The long journey to equal rights and representation at the polls in America hasn’t been a straight line. A national exhibition arriving at Catfish Row Museum this weekend reveals just how messy the process has been, and yet how vital citizen voting is to maintaining a democracy.
The Smithsonian-curated “Voices and Votes: Democracy in America,” which opens Saturday, November 14, brings clarity to the struggles at the heart of the ballot process. The exhibit is based on the National Museum of American History’s broader “American Democracy: A Great Leap of Faith” exposition.
“This exhibit tells the story of America’s democracy from the founding all the way up to the expansion of voting rights, which of course is so relevant in Mississippi,” says Dr. Stuart Rockoff, executive director of the Mississippi Humanities Council, which partnered with the Smithsonian Institution to bring the exhibition to Vicksburg.
To kick off the showing, which runs through January 2023, Dr. Rebecca Tuuri, co-director of the Center for the Study of the Gulf South and associate professor of history at the University of Southern Mississippi, will localize the theme with a presentation titled “Democracy in Mississippi: Race, Violence and Power in the Struggle for the Vote.”
Much of Tuuri’s talk will center on how events in Natchez and Vicksburg shaped the trajectory of voting rights in Mississippi, beginning with the indigenous Natchez tribe and Europeans who established a center of power atop and along the river bluffs. From the neighboring community of Washington, where the state’s first constitution was drafted in 1817, Tuuri will shift the focus to freedmen camps in Vicksburg during the Civil War, and how they fostered leadership among Black men.
However, Vicksburg was also the site of another major event that instigated a long trail of consequences for voting rights. In December 1874, groups of Black men supporting Peter Crosby, the first Black Sheriff of Warren County, clashed with white mobs in and around the city. By the time federal support arrived weeks later, between 150 and 300 Black men had been killed in the conflicts. A similar riot in Clinton in September 1875 resulted in dozens more deaths. These events, Tuuri says, helped pave the way for the 1890 state constitution, which disenfranchised African Americans and ushered in the Jim Crow era in Mississippi.
“By 1964, only six percent of eligible African Americans in the state were registered to vote,” she said. “After the Voting Rights Act of 1965, that number jumped to 67 percent within five years. So, violence matters. It’s a cautionary tale for folks to be aware that democracy needs to continually be protected, even up until the present day.”
Tuuri will also discuss how the demand for shipbuilding labor in Pascagoula during World War II created opportunities for minorities and women.
The multimedia, interactive Voices and Votes exhibition tells the story of voting in America through historical and contemporary photos, educational and archival videos, and engaging games.
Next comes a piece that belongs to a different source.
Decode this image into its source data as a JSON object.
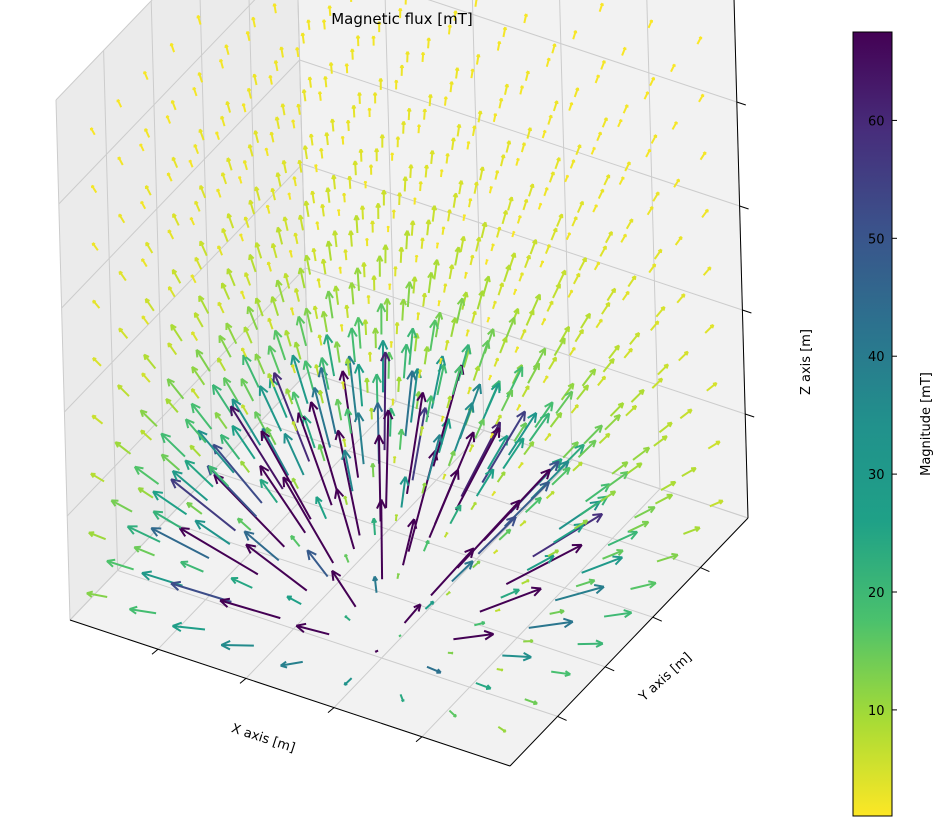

Historical pieces including campaign souvenirs, voter memorabilia and protest materials are also part of the program.
“Ultimately, [the exhibit] talks about the importance of being a citizen and the obligations of being a citizen,” Rockoff said. “It’s not just about voting. There are parts about protesting and the role of having voters express themselves in a free democracy. And in the time of the current election, in the current political divide, our hope is that this exhibit helps people from across the political spectrum appreciate and cherish these important democratic traditions.”
“Democracy has been fundamental to our nation, and it is something we should all be fighting to preserve,” Tuuri said. “I very much believe in [democracy]; I study the stories of people who literally died to preserve that or to gain that right to vote, or to preserve that right to vote. I believe everyone should be preserving and protecting it today, too.”
The speakers series in support of Voices and Votes will also feature Sara Dionne, chairwoman of the Warren County Election Commission, and Jan Daigre, Warren County Circuit Clerk, presenting on the voting process on December 3; and Donald Field Brown, a Harvard University scholar, who will speak on the history of the Vicksburg Citizens’ Appeal and its prominence at the height of Civil Rights Movement.